ErbB2 positive tumor is also not limited only to breast carcinoma, ovarian cancer, gastric cancer, and uterus carcinoma all finds the tissue of the ErbB2 positive in the cell carcinomas such as head and neck cancer.Also can be applied in the treatment except other ErbB2 positive tumors of breast carcinoma for regulating the treatment means of ErbB2 protein level.Consider that the existing treatment means for ErbB2 positive tumor often causes Drug resistance, therefore propose the mode of multiple treatment means compound use.For the interactional treatment means of Erbin or Erbin-ErbB2 can with for the medicine or the means that regulate ErbB2 protein level or kinase activity, such as trastuzumab, pertuzumab, or lapatinib etc., in conjunction with or exchange use, to reach best anticancer effect.
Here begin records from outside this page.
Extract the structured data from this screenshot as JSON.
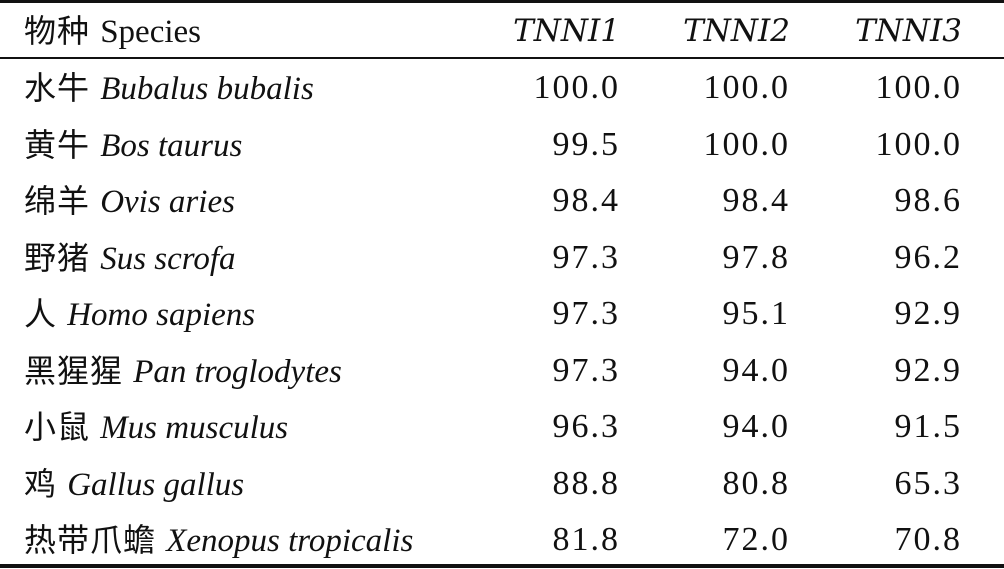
{
  "table": {
    "header": {
      "species_zh": "物种",
      "species_en": "Species",
      "col1": "TNNI1",
      "col2": "TNNI2",
      "col3": "TNNI3"
    },
    "rows": [
      {
        "zh": "水牛",
        "sci": "Bubalus bubalis",
        "v1": "100.0",
        "v2": "100.0",
        "v3": "100.0"
      },
      {
        "zh": "黄牛",
        "sci": "Bos taurus",
        "v1": "99.5",
        "v2": "100.0",
        "v3": "100.0"
      },
      {
        "zh": "绵羊",
        "sci": "Ovis aries",
        "v1": "98.4",
        "v2": "98.4",
        "v3": "98.6"
      },
      {
        "zh": "野猪",
        "sci": "Sus scrofa",
        "v1": "97.3",
        "v2": "97.8",
        "v3": "96.2"
      },
      {
        "zh": "人",
        "sci": "Homo sapiens",
        "v1": "97.3",
        "v2": "95.1",
        "v3": "92.9"
      },
      {
        "zh": "黑猩猩",
        "sci": "Pan troglodytes",
        "v1": "97.3",
        "v2": "94.0",
        "v3": "92.9"
      },
      {
        "zh": "小鼠",
        "sci": "Mus musculus",
        "v1": "96.3",
        "v2": "94.0",
        "v3": "91.5"
      },
      {
        "zh": "鸡",
        "sci": "Gallus gallus",
        "v1": "88.8",
        "v2": "80.8",
        "v3": "65.3"
      },
      {
        "zh": "热带爪蟾",
        "sci": "Xenopus tropicalis",
        "v1": "81.8",
        "v2": "72.0",
        "v3": "70.8"
      }
    ]
  }
}
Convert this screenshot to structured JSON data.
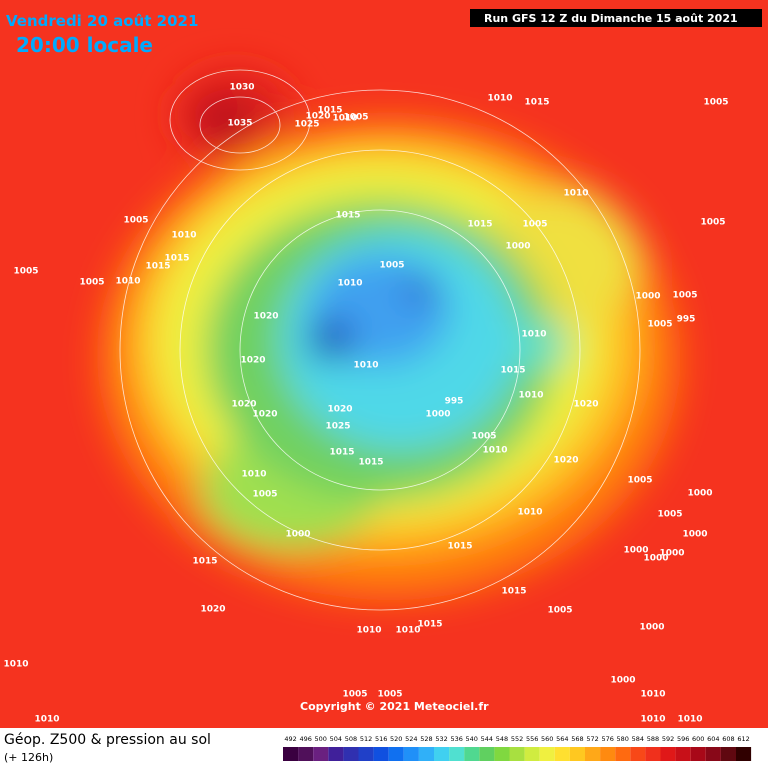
{
  "header": {
    "date": "Vendredi 20 août 2021",
    "time": "20:00 locale",
    "run": "Run GFS 12 Z du Dimanche 15 août 2021"
  },
  "copyright": "Copyright © 2021 Meteociel.fr",
  "legend": {
    "title": "Géop. Z500 & pression au sol",
    "lead": "(+ 126h)",
    "ticks": [
      492,
      496,
      500,
      504,
      508,
      512,
      516,
      520,
      524,
      528,
      532,
      536,
      540,
      544,
      548,
      552,
      556,
      560,
      564,
      568,
      572,
      576,
      580,
      584,
      588,
      592,
      596,
      600,
      604,
      608,
      612
    ]
  },
  "isobar_labels": [
    1030,
    1035,
    1015,
    1020,
    1025,
    1010,
    1005,
    1010,
    1015,
    1005,
    1010,
    1015,
    1005,
    1000,
    1005,
    1005,
    1010,
    1005,
    1005,
    1010,
    1015,
    1015,
    1010,
    1005,
    1015,
    1000,
    1005,
    995,
    1005,
    1010,
    1020,
    1020,
    1010,
    1015,
    1010,
    1020,
    995,
    1000,
    1020,
    1020,
    1020,
    1025,
    1015,
    1015,
    1005,
    1010,
    1020,
    1010,
    1005,
    1005,
    1000,
    1010,
    1005,
    1000,
    1000,
    1015,
    1000,
    1000,
    1000,
    1015,
    1015,
    1005,
    1020,
    1010,
    1015,
    1000,
    1010,
    1000,
    1010,
    1005,
    1005,
    1010,
    1010,
    1010,
    1010
  ]
}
ErbB2 also plays a very important role in other system of human body, and Erbin to be also found to be present in the tissue of other system and to regulate signal transduction and the function of ErbB2, such as nervous system.Therefore, the present invention also can be applicable to the Diagnosis and Treat of the disease to other system.Allly to diagnose for the expression detecting Erbin, and treat, all in protection scope of the present invention with the expression reducing Erbin or the interactional technological means of interference Erbin-ErbB2.

Claims

1.Erbin inhibitor is preparing the application in antitumor drug, it is characterized in that the shRNA that described inhibitor is the polypeptide shown in SEQ ID No.3 or Erbin, and described tumor is the tumor that ErbB2 relies on.

2. disturb the interactional polypeptide of Erbin-ErbB2, its aminoacid sequence is as shown in SEQ ID No.3.

3. the gene order of polypeptide described in coding claim 2, its nucleotide sequence is as shown in SEQ ID No.4.